Eric Kast

Academic, Clinician, Scientist

This biography provides an abridged summary of Dr. Kast’s work, as detailed in Francis Gerard’s retrospective.1 

Dr. Eric Kast was a clinician and pain researcher who was the first person to investigate LSD as an analgesic. 

Dr. Kast was born in Vienna, Austria in 1916. His family moved to the United States in 1938 to escape the Nazi invasion of Austria. He attended medical school at Loyola University in Chicago, receiving his M.D. in 1944.

In the 1960s, Dr. Kast worked as an assistant professor of medicine and psychiatry at Chicago Medical School and as an anesthesiologist at Chicago’s Cook County Hospital. He also served on the staff of Mt. Sinai Hospital, Michael Reese Hospital, Hektoen Institute for Medical Research. During this time, Dr. Kast helped to establish three free health clinics, working with the Black Panthers to launch one of them in 1969 on Chicago’s West Side. 

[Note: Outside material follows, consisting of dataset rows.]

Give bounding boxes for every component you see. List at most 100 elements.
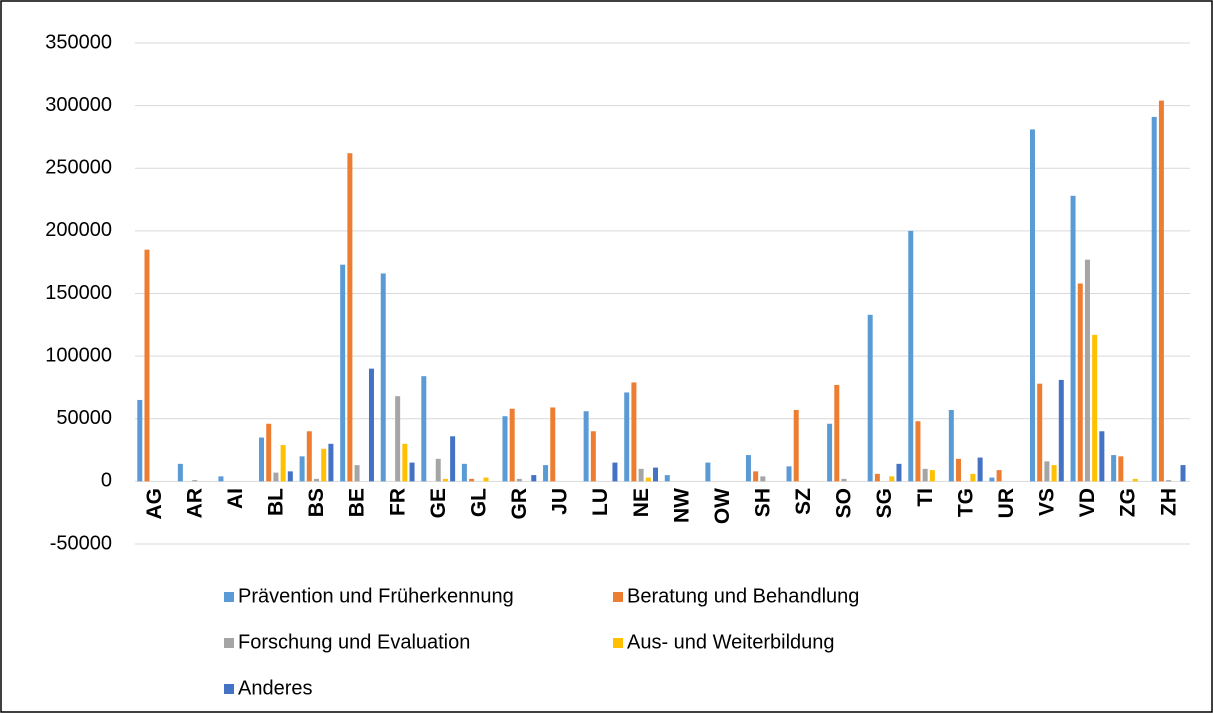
- legend-swatch: [613, 638, 623, 648]
- bar: [970, 473, 976, 482]
- y-tick-label: 100000: [45, 344, 112, 366]
- bar: [638, 468, 644, 482]
- bar: [340, 264, 346, 482]
- bar: [421, 376, 427, 482]
- bar: [442, 478, 448, 482]
- bar: [1044, 461, 1050, 482]
- y-tick-label: 0: [101, 470, 112, 492]
- y-tick-label: 150000: [45, 282, 112, 304]
- x-tick-label: TG: [954, 488, 977, 517]
- x-tick-label: AG: [143, 488, 166, 520]
- x-tick-label: AI: [224, 488, 247, 509]
- bar: [368, 368, 374, 482]
- x-tick-label: FR: [386, 488, 409, 516]
- bar: [1037, 383, 1043, 482]
- bar: [827, 423, 833, 482]
- bar: [929, 470, 935, 482]
- bar: [1084, 259, 1090, 482]
- y-tick-label: -50000: [50, 532, 112, 554]
- bar: [760, 476, 766, 482]
- x-tick-label: BE: [346, 488, 369, 517]
- bar: [395, 396, 401, 482]
- x-tick-label: NW: [670, 488, 693, 523]
- x-tick-label: SZ: [792, 488, 815, 515]
- bar: [915, 421, 921, 482]
- bar: [664, 475, 670, 482]
- bar: [266, 423, 272, 482]
- bar: [483, 477, 489, 482]
- y-tick-label: 200000: [45, 219, 112, 241]
- bar: [469, 478, 475, 482]
- bar: [328, 443, 334, 482]
- bar: [908, 230, 914, 482]
- x-tick-label: VS: [1036, 488, 1059, 516]
- bar: [550, 407, 556, 482]
- bar: [645, 477, 651, 482]
- bar: [516, 478, 522, 482]
- bar: [841, 478, 847, 482]
- x-tick-label: TI: [914, 488, 937, 507]
- y-tick-label: 250000: [45, 157, 112, 179]
- x-tick-label: SO: [833, 488, 856, 518]
- bar: [996, 470, 1002, 482]
- legend-label: Prävention und Früherkennung: [238, 585, 514, 607]
- bar: [1158, 100, 1164, 482]
- legend-label: Forschung und Evaluation: [238, 631, 470, 653]
- x-tick-label: GE: [427, 488, 450, 518]
- bar: [705, 462, 711, 482]
- bar: [137, 399, 143, 482]
- bar: [543, 465, 549, 482]
- bar: [786, 466, 792, 482]
- x-tick-label: SH: [751, 488, 774, 517]
- bar: [409, 462, 415, 482]
- x-tick-label: ZH: [1157, 488, 1180, 516]
- bar: [753, 471, 759, 482]
- bar: [1092, 334, 1098, 482]
- legend-swatch: [224, 638, 234, 648]
- bar: [922, 468, 928, 482]
- y-tick-label: 50000: [56, 407, 112, 429]
- x-tick-label: NE: [630, 488, 653, 517]
- bar: [502, 416, 508, 482]
- bar: [1058, 379, 1064, 482]
- bar: [313, 478, 319, 482]
- bar: [354, 465, 360, 482]
- bar: [531, 475, 537, 482]
- bar: [273, 472, 279, 482]
- bar: [306, 431, 312, 482]
- bar: [1151, 116, 1157, 482]
- bar: [299, 456, 305, 482]
- bar: [977, 457, 983, 482]
- bar: [653, 467, 659, 482]
- bar: [874, 473, 880, 482]
- legend-label: Beratung und Behandlung: [627, 585, 859, 607]
- x-tick-label: BL: [265, 488, 288, 516]
- bar: [624, 392, 630, 482]
- bar: [956, 458, 962, 482]
- bar: [380, 273, 386, 482]
- bar: [450, 436, 456, 482]
- bar: [1132, 478, 1138, 482]
- bar: [631, 382, 637, 482]
- bar: [1166, 480, 1172, 482]
- bar: [192, 480, 198, 482]
- bar: [259, 437, 265, 482]
- bar: [867, 314, 873, 482]
- bar: [745, 455, 751, 482]
- bar: [347, 153, 353, 482]
- bar: [889, 476, 895, 482]
- bar: [1077, 283, 1083, 482]
- x-tick-label: SG: [873, 488, 896, 518]
- bar: [1029, 129, 1035, 482]
- bar: [583, 411, 589, 482]
- x-tick-label: JU: [549, 488, 572, 515]
- bar: [896, 463, 902, 482]
- bar: [461, 463, 467, 482]
- x-tick-label: LU: [589, 488, 612, 516]
- x-tick-label: BS: [305, 488, 328, 517]
- bar: [793, 409, 799, 482]
- legend-label: Anderes: [238, 677, 313, 699]
- bar: [1180, 465, 1186, 482]
- x-tick-label: UR: [995, 488, 1018, 518]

Dr. Kast first published his research on LSD as a painkiller in 1964. He theorized that pain involves both psychological and emotional aspects, including attentional demands from the brain. Because LSD disrupts attentional processes and has dissociative qualities, Dr. Kast hypothesized that it could be the “ideal analgesic” he had been seeking. 

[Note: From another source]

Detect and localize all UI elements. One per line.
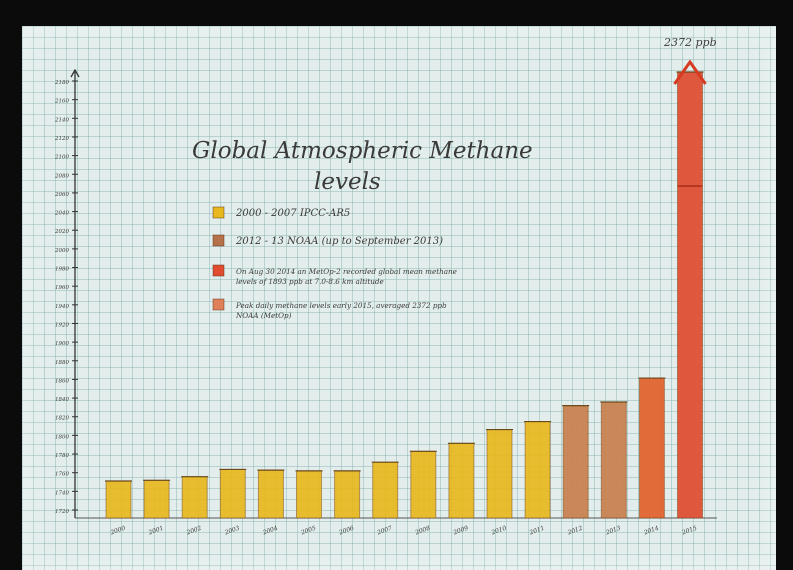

Over the years, at least 300 terminal cancer patients were the subjects of Dr. Kast’s experiments. Results indicated that LSD treatment not only reduced patients’ physical pain but also decreased their anxiety and end-of-life distress.2 One hundred micrograms of LSD led to more significant and longer-lasting pain reduction than opioids dihydromorphine (2 milligrams) and meperidine (100 milligrams). LSD treatment offered 12 hours of pain relief, while pain reductions lasted up to three weeks post-administration. A March 2021 Psychedelic Science Review article on the psychedelic treatment of existential suffering discusses Kast’s findings of LSD’s anxiolytic effects for end-of-life cancer patients.

In 1970, weaving in themes of political and social justice, Kast authored a final publication that made the case for LSD in treating preoccupation with death.3 He died of cancer in 1988. 

Dr. Kast’s work set the stage for study by Maastricht University and Beckley Foundation researchers that investigated pain reduction effects from low-dose LSD.4 An October 2020 Psychedelic Science Review article summarizing the study also described Kast’s experiments.